In the run-up to the release of the Pixel 4 smartphone, Google did things a little differently. Instead of waiting for the leaks to come out about the upcoming device, it started publishing information about the new phone on its Twitter account, from releasing the first images to dropping details on the phone’s new Motion Sense tech.

The Motion Sense feature on the Pixel 4, if you haven’t come across it before, is focused on improving how people use their smartphone, from speeding up how the phone reacts to being unlocked to skipping songs on Spotify and swiping away alarms without having to touch the screen. 

This was all made possible thanks to Soli, a tiny chip which uses radar technology inside the front of the device, created by the Research & Machine Intelligence team at Google, and led by product manager Brandon Barbello.
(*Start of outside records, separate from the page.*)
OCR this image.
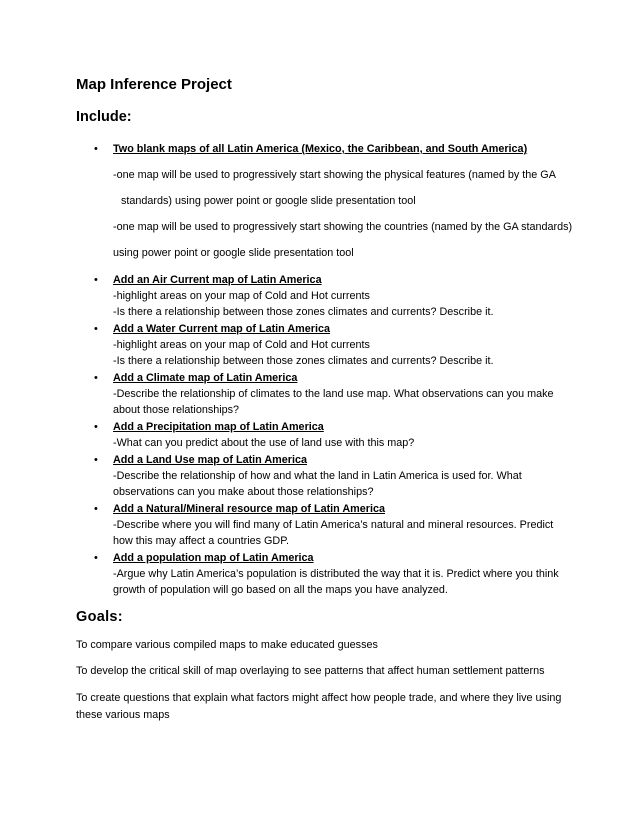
Map Inference Project
Include:
• Two blank maps of all Latin America (Mexico, the Caribbean, and South America)
-one map will be used to progressively start showing the physical features (named by the GA
standards) using power point or google slide presentation tool
-one map will be used to progressively start showing the countries (named by the GA standards)
using power point or google slide presentation tool
• Add an Air Current map of Latin America
-highlight areas on your map of Cold and Hot currents
-Is there a relationship between those zones climates and currents? Describe it.
• Add a Water Current map of Latin America
-highlight areas on your map of Cold and Hot currents
-Is there a relationship between those zones climates and currents? Describe it.
• Add a Climate map of Latin America
-Describe the relationship of climates to the land use map. What observations can you make
about those relationships?
• Add a Precipitation map of Latin America
-What can you predict about the use of land use with this map?
• Add a Land Use map of Latin America
-Describe the relationship of how and what the land in Latin America is used for. What
observations can you make about those relationships?
• Add a Natural/Mineral resource map of Latin America
-Describe where you will find many of Latin America’s natural and mineral resources. Predict
how this may affect a countries GDP.
• Add a population map of Latin America
-Argue why Latin America’s population is distributed the way that it is. Predict where you think
growth of population will go based on all the maps you have analyzed.
Goals:

To compare various compiled maps to make educated guesses

To develop the critical skill of map overlaying to see patterns that affect human settlement patterns

To create questions that explain what factors might affect how people trade, and where they live using

these various maps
It’s worth mentioning that this wasn’t the team that made the Pixel’s face unlock, which has been criticised for not being secure enough. A solution for this should be shipped early this year.


“What makes Soli so exciting is at its core it’s about making devices more human,” Barbello tells the Standard. “Where tech is now, the verbal understanding is improving fast but in terms of body language, that’s very nascent still.”

Barbello’s team wants to change that, by using Soli to empower our gadgets to understand us more so they can be more useful in our day-to-day lives. Here’s how it all works. 

How Soli began

Soli started as a project in Google’s Advanced Technology and Projects group (ATAP), the company’s in-house tech incubator. The idea was to create a miniature radar that could understand human motion and then use this information to make devices smarter. An early idea for Soli was to feature the tech in a smartwatch though this never came to the fore. 

Barbello began working on Soli in 2016, before the first Google Pixel phone was even released, as a way to bridge some of the machine learning research he’d been working on with Google’s new move into devices. “At the time, it was the coolest thing I’d ever seen,” he says. 

The Soli chip in the Pixel 4 uses radar technology. The chip emits electromagnetic waves in a broad beam. When an object moves, say a human hand, the chip interprets what the object is doing. If the hand is swiping to change a song for instance, the chip detects that and then uses AI to carry out the appropriate response for the device.  

It sounds relatively straightforward but the process to bring Soli into the Pixel was far from it. To get an idea of how it could work in a phone, Barbello’s team hacked together Pixel 2 “frankenphones” which were modified to include the Soli chip. Shrinking the chip down so it could fit into a smartphone wasn’t easy – Google has also been criticised for having a thick frame around the Pixel 4 screen which houses the Soli chip alongside the front camera and speaker. “There was a whole phase of chips in big boxes, to phone-shaped things, then to an actual phone hacked with Soli,” he explains. 

The original Soli chip, shown in the clear box was 11.5 inches, before being shrunk down to a mere 5mm to fit in the Pixel 4 

Choosing the ways Soli works 

On the Pixel 4, the Soli-powered Motion Sense works in a few ways. One is the swipe gesture, whilst another way allows the phone to be aware of people around it, so the face unlock function is ready to go when necessary – it takes about one second to unlock. 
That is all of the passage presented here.